The initial seeds was selected randomly following basic definitions such as location and occupation area. An approach named open collection was applied to extract the data of public profiles, because the network did not provide an API (Application Programming Interface) to extract data directly from the server. This process started by accessing the initial seed. In the public profile there is a section denoted “People also viewed”—a list with the ten most similar profiles related to the visited profile [
40]. The automated collector visited these ten profiles, and verified which fit into the collection scope. Valid profiles are stored and each one becomes a new seed to extract new links, restarting the scrapping process until it reaches the stop criteria, which was based on the percentage of new extracted profiles. Each iteration checks if 65% of the profiles were already in the database in the last data collection iteration. If the response is “yes”, the process stops and restarts with a new seed.
From the variables extracted in the data collection phase and the mapping of the informational categories of LinkedIn proposed by [
39], for this paper it was chosen to address only the variables
ability and
experience was sufficient to determine the skills needed to hold professional positions.
7. Conclusions and Future Works
This article contains the proposal of a novel algorithm, ImplicPBDD, for extracting proper implications sets with a better performance than the PropIm algorithm, in high-dimensional contexts considering the number of objects (instances).
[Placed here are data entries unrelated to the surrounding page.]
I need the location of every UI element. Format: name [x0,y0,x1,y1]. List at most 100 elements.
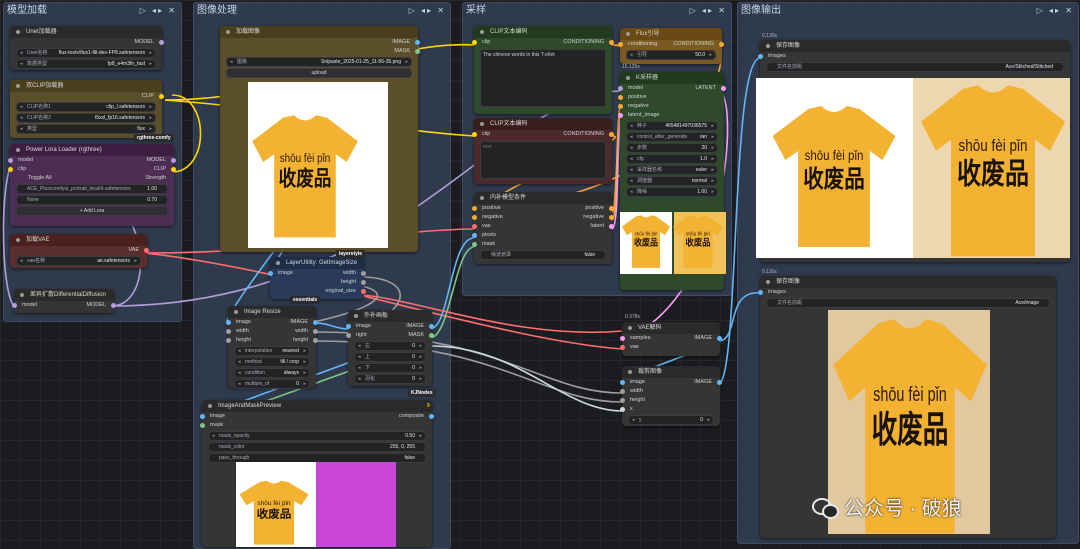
input-model-pin[interactable] [8,158,13,163]
input-model-pin[interactable] [618,86,623,91]
crop-image-node[interactable]: 裁剪图像 image IMAGE width height x ◂ y 0 ▸ [620,366,722,426]
guidance-widget[interactable]: ◂ 引导 50.0 ▸ [626,50,716,60]
output-conditioning-pin[interactable] [609,40,614,45]
vae-name-widget[interactable]: ◂ vae名称 ae.safetensors ▸ [16,256,141,266]
output-negative-pin[interactable] [609,215,614,220]
lora2-widget[interactable]: None 0.70 [16,195,168,205]
input-images-pin[interactable] [758,54,763,59]
interpolation-widget[interactable]: ◂ interpolation nearest ▸ [234,346,310,356]
output-positive-pin[interactable] [609,206,614,211]
input-width-pin[interactable] [620,389,625,394]
input-negative-pin[interactable] [618,104,623,109]
input-image-pin[interactable] [620,380,625,385]
input-positive-pin[interactable] [472,206,477,211]
condition-widget[interactable]: ◂ condition always ▸ [234,368,310,378]
output-composite-pin[interactable] [429,414,434,419]
output-model-pin[interactable] [171,158,176,163]
output-height-pin[interactable] [361,280,366,285]
image-mask-preview-node[interactable]: ImageAndMaskPreview image composite mask … [200,400,434,547]
vae-decode-node[interactable]: VAE解码 samples IMAGE vae [620,322,722,356]
power-lora-loader-node[interactable]: Power Lora Loader (rgthree) model MODEL c… [8,144,176,226]
y-widget[interactable]: ◂ y 0 ▸ [628,415,714,425]
output-image-pin[interactable] [717,380,722,385]
vae-loader-node[interactable]: 加载VAE VAE ◂ vae名称 ae.safetensors ▸ [10,234,149,268]
input-latent-pin[interactable] [618,113,623,118]
top-widget[interactable]: ◂ 上 0 ▸ [354,352,426,362]
input-clip-pin[interactable] [472,40,477,45]
clip-text-encode-positive-node[interactable]: CLIP文本编码 clip CONDITIONING The chinese wo… [472,26,614,114]
toggle-all-row[interactable]: Toggle All Strength [10,174,174,183]
output-original-size-pin[interactable] [361,289,366,294]
inpaint-model-conditioning-node[interactable]: 内补模型条件 positive positive negative negative… [472,192,614,264]
denoise-widget[interactable]: ◂ 降噪 1.00 ▸ [626,187,718,197]
multiple-of-widget[interactable]: ◂ multiple_of 0 ▸ [234,379,310,389]
control-after-generate-widget[interactable]: ◂ control_after_generate ran ▸ [626,132,718,142]
differential-diffusion-node[interactable]: 差异扩散DifferentialDiffusion model MODEL [12,289,116,313]
output-mask-pin[interactable] [429,333,434,338]
output-clip-pin[interactable] [171,167,176,172]
steps-widget[interactable]: ◂ 步数 20 ▸ [626,143,718,153]
input-clip-pin[interactable] [472,132,477,137]
output-conditioning-pin[interactable] [609,132,614,137]
output-vae-pin[interactable] [144,248,149,253]
input-height-pin[interactable] [226,338,231,343]
feather-widget[interactable]: ◂ 羽化 0 ▸ [354,374,426,384]
output-height-pin[interactable] [313,338,318,343]
clip2-widget[interactable]: ◂ CLIP名称2 t5xxl_fp16.safetensors ▸ [16,113,156,123]
input-images-pin[interactable] [758,290,763,295]
output-model-pin[interactable] [111,303,116,308]
input-clip-pin[interactable] [8,167,13,172]
prompt-textarea[interactable]: The chinese words in this T-shirt [480,49,606,107]
seed-widget[interactable]: ◂ 种子 465481497036575 ▸ [626,121,718,131]
input-samples-pin[interactable] [620,336,625,341]
type-widget[interactable]: ◂ 类型 flux ▸ [16,124,156,134]
output-model-pin[interactable] [159,40,164,45]
output-width-pin[interactable] [361,271,366,276]
left-widget[interactable]: ◂ 左 0 ▸ [354,341,426,351]
input-pixels-pin[interactable] [472,233,477,238]
input-model-pin[interactable] [12,303,17,308]
unet-name-widget[interactable]: ◂ Unet名称 flux-tools\flux1-fill-dev-FP8.saf… [16,48,156,58]
dual-clip-loader-node[interactable]: 双CLIP加载器 CLIP ◂ CLIP名称1 clip_l.safetensors… [10,80,164,138]
output-image-pin[interactable] [415,40,420,45]
input-mask-pin[interactable] [472,242,477,247]
lora1-widget[interactable]: ACE_Plus\comfyui_portrait_lora64.safeten… [16,184,168,194]
input-height-pin[interactable] [620,398,625,403]
input-width-pin[interactable] [226,329,231,334]
input-mask-pin[interactable] [200,423,205,428]
clip-text-encode-negative-node[interactable]: CLIP文本编码 clip CONDITIONING text [472,118,614,184]
add-lora-button[interactable]: + Add Lora [16,206,168,216]
mask-color-widget[interactable]: mask_color 255, 0, 255 [208,442,426,452]
input-image-pin[interactable] [200,414,205,419]
input-x-pin[interactable] [620,407,625,412]
input-image-pin[interactable] [268,271,273,276]
output-mask-pin[interactable] [415,49,420,54]
unet-loader-node[interactable]: Unet加载器 MODEL ◂ Unet名称 flux-tools\flux1-fi… [10,26,164,70]
noise-mask-widget[interactable]: 噪波遮罩 false [480,250,606,260]
method-widget[interactable]: ◂ method fill / crop ▸ [234,357,310,367]
upload-button[interactable]: upload [226,68,412,78]
output-latent-pin[interactable] [721,86,726,91]
input-image-pin[interactable] [226,320,231,325]
input-image-pin[interactable] [346,324,351,329]
input-vae-pin[interactable] [620,345,625,350]
output-clip-pin[interactable] [159,94,164,99]
input-negative-pin[interactable] [472,215,477,220]
pad-canvas-node[interactable]: 外补画板 image IMAGE right MASK ◂ 左 0 ▸ ◂ 上 0 ▸ ◂ 下 0 ▸… [346,310,434,386]
output-conditioning-pin[interactable] [719,42,724,47]
clip1-widget[interactable]: ◂ CLIP名称1 clip_l.safetensors ▸ [16,102,156,112]
output-image-pin[interactable] [313,320,318,325]
sampler-name-widget[interactable]: ◂ 采样器名称 euler ▸ [626,165,718,175]
image-file-widget[interactable]: ◂ 图像 Snipaste_2025-01-25_11-56-35.png ▸ [226,57,412,67]
input-conditioning-pin[interactable] [618,42,623,47]
scheduler-widget[interactable]: ◂ 调度器 normal ▸ [626,176,718,186]
input-vae-pin[interactable] [472,224,477,229]
input-right-pin[interactable] [346,333,351,338]
output-latent-pin[interactable] [609,224,614,229]
cfg-widget[interactable]: ◂ cfg 1.0 ▸ [626,154,718,164]
bottom-widget[interactable]: ◂ 下 0 ▸ [354,363,426,373]
mask-opacity-widget[interactable]: ◂ mask_opacity 0.50 ▸ [208,431,426,441]
flux-guidance-node[interactable]: Flux引导 conditioning CONDITIONING ◂ 引导 50.0 ▸ [618,28,724,64]
output-width-pin[interactable] [313,329,318,334]
filename-prefix-widget[interactable]: 文件名前缀 Ace/Stitched/Stitched [766,62,1064,72]
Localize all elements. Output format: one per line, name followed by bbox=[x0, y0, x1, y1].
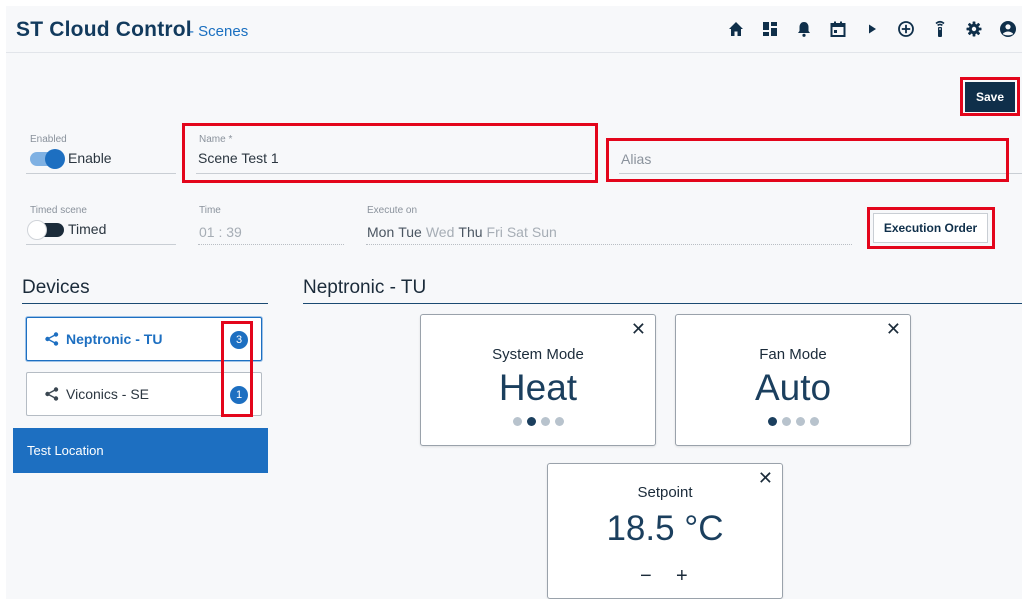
page-indicator[interactable] bbox=[421, 417, 655, 426]
card-title: System Mode bbox=[492, 346, 584, 363]
fan-mode-card[interactable]: ✕ Fan Mode Auto bbox=[675, 314, 911, 446]
top-bar: ST Cloud Control - Scenes bbox=[6, 6, 1022, 53]
page-dot[interactable] bbox=[540, 417, 550, 426]
page-dot[interactable] bbox=[781, 417, 791, 426]
day-mon[interactable]: Mon bbox=[367, 224, 394, 240]
day-sun[interactable]: Sun bbox=[532, 224, 557, 240]
app-brand: ST Cloud Control bbox=[16, 18, 192, 41]
close-icon[interactable]: ✕ bbox=[631, 319, 646, 340]
device-item-neptronic[interactable]: Neptronic - TU 3 bbox=[26, 317, 262, 361]
timed-toggle[interactable] bbox=[27, 220, 64, 240]
share-icon bbox=[45, 332, 59, 346]
timed-underline bbox=[26, 244, 176, 245]
card-value: Heat bbox=[498, 367, 578, 408]
device-item-viconics[interactable]: Viconics - SE 1 bbox=[26, 372, 262, 416]
gear-icon[interactable] bbox=[964, 19, 984, 39]
execute-underline bbox=[366, 244, 852, 245]
decrease-button[interactable]: − bbox=[640, 565, 652, 588]
card-title: Fan Mode bbox=[759, 346, 827, 363]
toolbar-icons bbox=[726, 19, 1018, 39]
toggle-knob bbox=[45, 149, 65, 169]
remote-icon[interactable] bbox=[930, 19, 950, 39]
panel-title: Neptronic - TU bbox=[303, 277, 427, 298]
enable-text: Enable bbox=[68, 150, 112, 166]
save-button[interactable]: Save bbox=[965, 82, 1015, 112]
setpoint-card[interactable]: ✕ Setpoint 18.5 °C − + bbox=[547, 463, 783, 599]
page-indicator[interactable] bbox=[676, 417, 910, 426]
devices-divider bbox=[22, 303, 268, 304]
setpoint-value: 18.5 °C bbox=[606, 509, 724, 548]
day-tue[interactable]: Tue bbox=[398, 224, 422, 240]
alias-input[interactable]: Alias bbox=[621, 151, 651, 167]
execute-on-label: Execute on bbox=[367, 205, 418, 216]
time-label: Time bbox=[199, 205, 221, 216]
panel-divider bbox=[303, 303, 1022, 304]
enabled-underline bbox=[26, 173, 176, 174]
page-dot[interactable] bbox=[809, 417, 819, 426]
account-icon[interactable] bbox=[998, 19, 1018, 39]
share-icon bbox=[45, 387, 59, 401]
dashboard-icon[interactable] bbox=[760, 19, 780, 39]
page-dot[interactable] bbox=[795, 417, 805, 426]
device-label: Neptronic - TU bbox=[66, 331, 163, 347]
page-dot-active[interactable] bbox=[526, 417, 536, 426]
name-field[interactable]: Scene Test 1 bbox=[198, 150, 279, 166]
page-dot[interactable] bbox=[554, 417, 564, 426]
day-wed[interactable]: Wed bbox=[426, 224, 455, 240]
execute-days[interactable]: Mon Tue Wed Thu Fri Sat Sun bbox=[367, 224, 561, 240]
card-title: Setpoint bbox=[637, 484, 693, 501]
name-label: Name * bbox=[199, 134, 233, 145]
close-icon[interactable]: ✕ bbox=[886, 319, 901, 340]
timed-text: Timed bbox=[68, 221, 107, 237]
time-underline bbox=[198, 244, 344, 245]
system-mode-card[interactable]: ✕ System Mode Heat bbox=[420, 314, 656, 446]
page-dot-active[interactable] bbox=[767, 417, 777, 426]
play-icon[interactable] bbox=[862, 19, 882, 39]
device-label: Viconics - SE bbox=[66, 386, 149, 402]
calendar-icon[interactable] bbox=[828, 19, 848, 39]
day-sat[interactable]: Sat bbox=[507, 224, 528, 240]
time-field[interactable]: 01 : 39 bbox=[199, 224, 242, 240]
location-item[interactable]: Test Location bbox=[13, 428, 268, 473]
timed-scene-label: Timed scene bbox=[30, 205, 87, 216]
day-thu[interactable]: Thu bbox=[458, 224, 482, 240]
device-count-badge: 1 bbox=[230, 386, 248, 404]
bell-icon[interactable] bbox=[794, 19, 814, 39]
alias-underline bbox=[619, 173, 1022, 174]
execution-order-button[interactable]: Execution Order bbox=[873, 213, 988, 243]
toggle-knob bbox=[27, 220, 47, 240]
card-value: Auto bbox=[754, 367, 832, 408]
page-subtitle: - Scenes bbox=[189, 23, 249, 40]
day-fri[interactable]: Fri bbox=[487, 224, 503, 240]
name-underline bbox=[196, 173, 592, 174]
devices-title: Devices bbox=[22, 277, 90, 298]
page-dot[interactable] bbox=[512, 417, 522, 426]
enable-toggle[interactable] bbox=[30, 149, 65, 169]
add-circle-icon[interactable] bbox=[896, 19, 916, 39]
home-icon[interactable] bbox=[726, 19, 746, 39]
device-count-badge: 3 bbox=[230, 331, 248, 349]
enabled-label: Enabled bbox=[30, 134, 67, 145]
increase-button[interactable]: + bbox=[676, 565, 688, 588]
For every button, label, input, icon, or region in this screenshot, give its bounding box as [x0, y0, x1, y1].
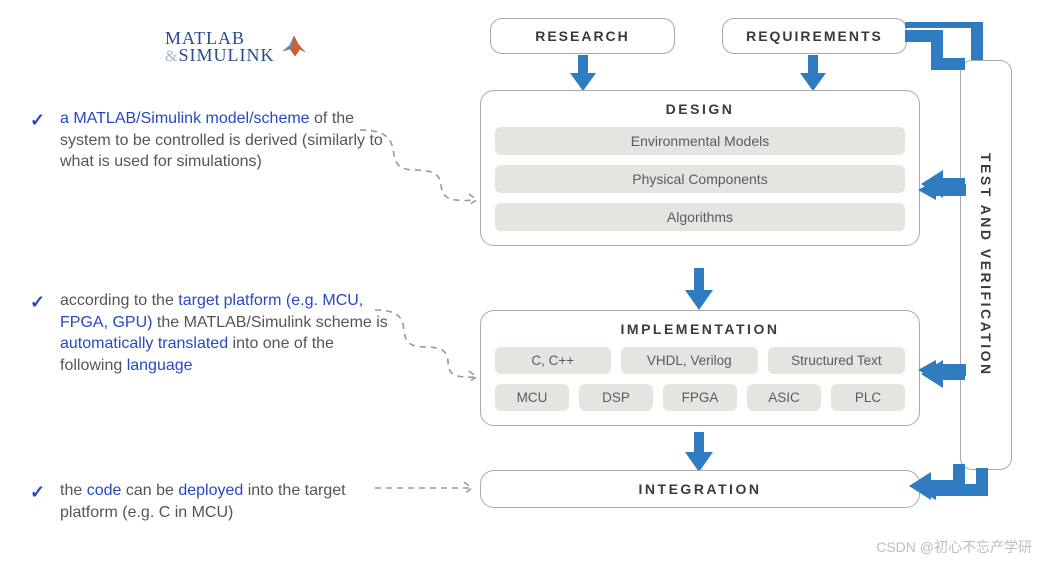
feedback-arrows-right [905, 18, 965, 518]
arrow-impl-to-integ [685, 432, 713, 472]
connector-squiggle-impl [370, 305, 485, 395]
integration-title: INTEGRATION [495, 481, 905, 497]
design-title: DESIGN [495, 101, 905, 117]
arrow-req-to-verif [905, 22, 985, 62]
impl-lang-vhdl: VHDL, Verilog [621, 347, 758, 374]
impl-hw-fpga: FPGA [663, 384, 737, 411]
check-icon: ✓ [30, 108, 48, 173]
impl-lang-c: C, C++ [495, 347, 611, 374]
connector-squiggle-integ [370, 478, 485, 498]
impl-hw-asic: ASIC [747, 384, 821, 411]
verification-title: TEST AND VERIFICATION [978, 153, 994, 377]
arrow-research-to-design [570, 55, 596, 91]
arrow-verif-to-design [918, 180, 966, 200]
arrow-verif-to-impl [918, 360, 966, 380]
matlab-simulink-logo: MATLAB &SIMULINK [165, 30, 308, 64]
arrow-design-to-impl [685, 268, 713, 310]
matlab-membrane-icon [280, 32, 308, 58]
impl-lang-stext: Structured Text [768, 347, 905, 374]
stage-integration: INTEGRATION [480, 470, 920, 508]
bullet-design-model: ✓ a MATLAB/Simulink model/scheme of the … [30, 108, 400, 173]
stage-design: DESIGN Environmental Models Physical Com… [480, 90, 920, 246]
bullet-target-platform: ✓ according to the target platform (e.g.… [30, 290, 400, 376]
impl-hw-dsp: DSP [579, 384, 653, 411]
stage-requirements: REQUIREMENTS [722, 18, 907, 54]
watermark: CSDN @初心不忘产学研 [876, 537, 1032, 557]
stage-research: RESEARCH [490, 18, 675, 54]
design-item-algorithms: Algorithms [495, 203, 905, 231]
arrow-verif-tail-down [974, 468, 990, 490]
bullet3-text: the code can be deployed into the target… [60, 480, 400, 523]
design-item-env-models: Environmental Models [495, 127, 905, 155]
check-icon: ✓ [30, 290, 48, 376]
logo-line2: SIMULINK [178, 45, 274, 65]
impl-hw-plc: PLC [831, 384, 905, 411]
bullet1-text: a MATLAB/Simulink model/scheme of the sy… [60, 108, 400, 173]
stage-test-verification: TEST AND VERIFICATION [960, 60, 1012, 470]
design-item-physical: Physical Components [495, 165, 905, 193]
check-icon: ✓ [30, 480, 48, 523]
stage-implementation: IMPLEMENTATION C, C++ VHDL, Verilog Stru… [480, 310, 920, 426]
bullet-deploy: ✓ the code can be deployed into the targ… [30, 480, 400, 523]
logo-amp: & [165, 48, 178, 65]
arrow-requirements-to-design [800, 55, 826, 91]
logo-text: MATLAB &SIMULINK [165, 30, 274, 64]
bullet2-text: according to the target platform (e.g. M… [60, 290, 400, 376]
connector-squiggle-design [355, 125, 485, 215]
impl-title: IMPLEMENTATION [495, 321, 905, 337]
impl-hw-mcu: MCU [495, 384, 569, 411]
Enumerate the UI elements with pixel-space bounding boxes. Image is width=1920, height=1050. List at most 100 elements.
After the experiments, we realized that the algorithm obtained substantial speed gains.
The proposed algorithm was faster in all contexts used in the experiments. In contexts with 100,000 objects, which is close to the challenge defined in [
20], the
ImplicPBDD algorithm was able to extract the set of proper implication up to 80% faster compared to the
PropIm algorithm.
The ImplicPBDD algorithm only finds implications with support greater than 0, that is, only rules that are present in the formal context (unlike the algorithm Impec). This avoids the generation of rules with support value equal to 0, which are valid but irrelevant in formal contexts.
Considering that we aimed to find proper implications in only a certain number of attributes, that is, it is known a priori which attribute is desired as the conclusion of a rule (as presented in the case study for the LinkedIn dataset), the algorithm proposed in this article demonstrated to be an efficient alternative to determine the proper implications.
An important observation of using a Binary Decision Diagram (BDD) as the data structure was that in denser contexts, as more similar objects exists, the context becomes more optimized and performs better.
In order to compute proper implications from a formal context with a greater number of attributes, we suggest, as a future work, a modification in the algorithm to support distributed computing. Note that, as the number of attributes increases, the required computational time increases substantially. However, the workload can be distributed, i.e., each conclusion can be computed independently.
Additionally, we suggest that ImplicPBDD is evaluated in contexts of real-world problems with greater number of attributes. Since the high-density contexts presented the smallest gains, we suggest modifications in our heuristics to work with dual formal contexts, that is, converting a high density formal context into low density ones.
Real-world problems normally tend to generate low density contexts (sparse). Our experiments showed that our algorithm can be performed in big data environment, with feasible execution time. To illustrate this, for 16 attributes and 10,000 objects, with 30% density, the algorithm needed 3.13 min to find the proper implications set.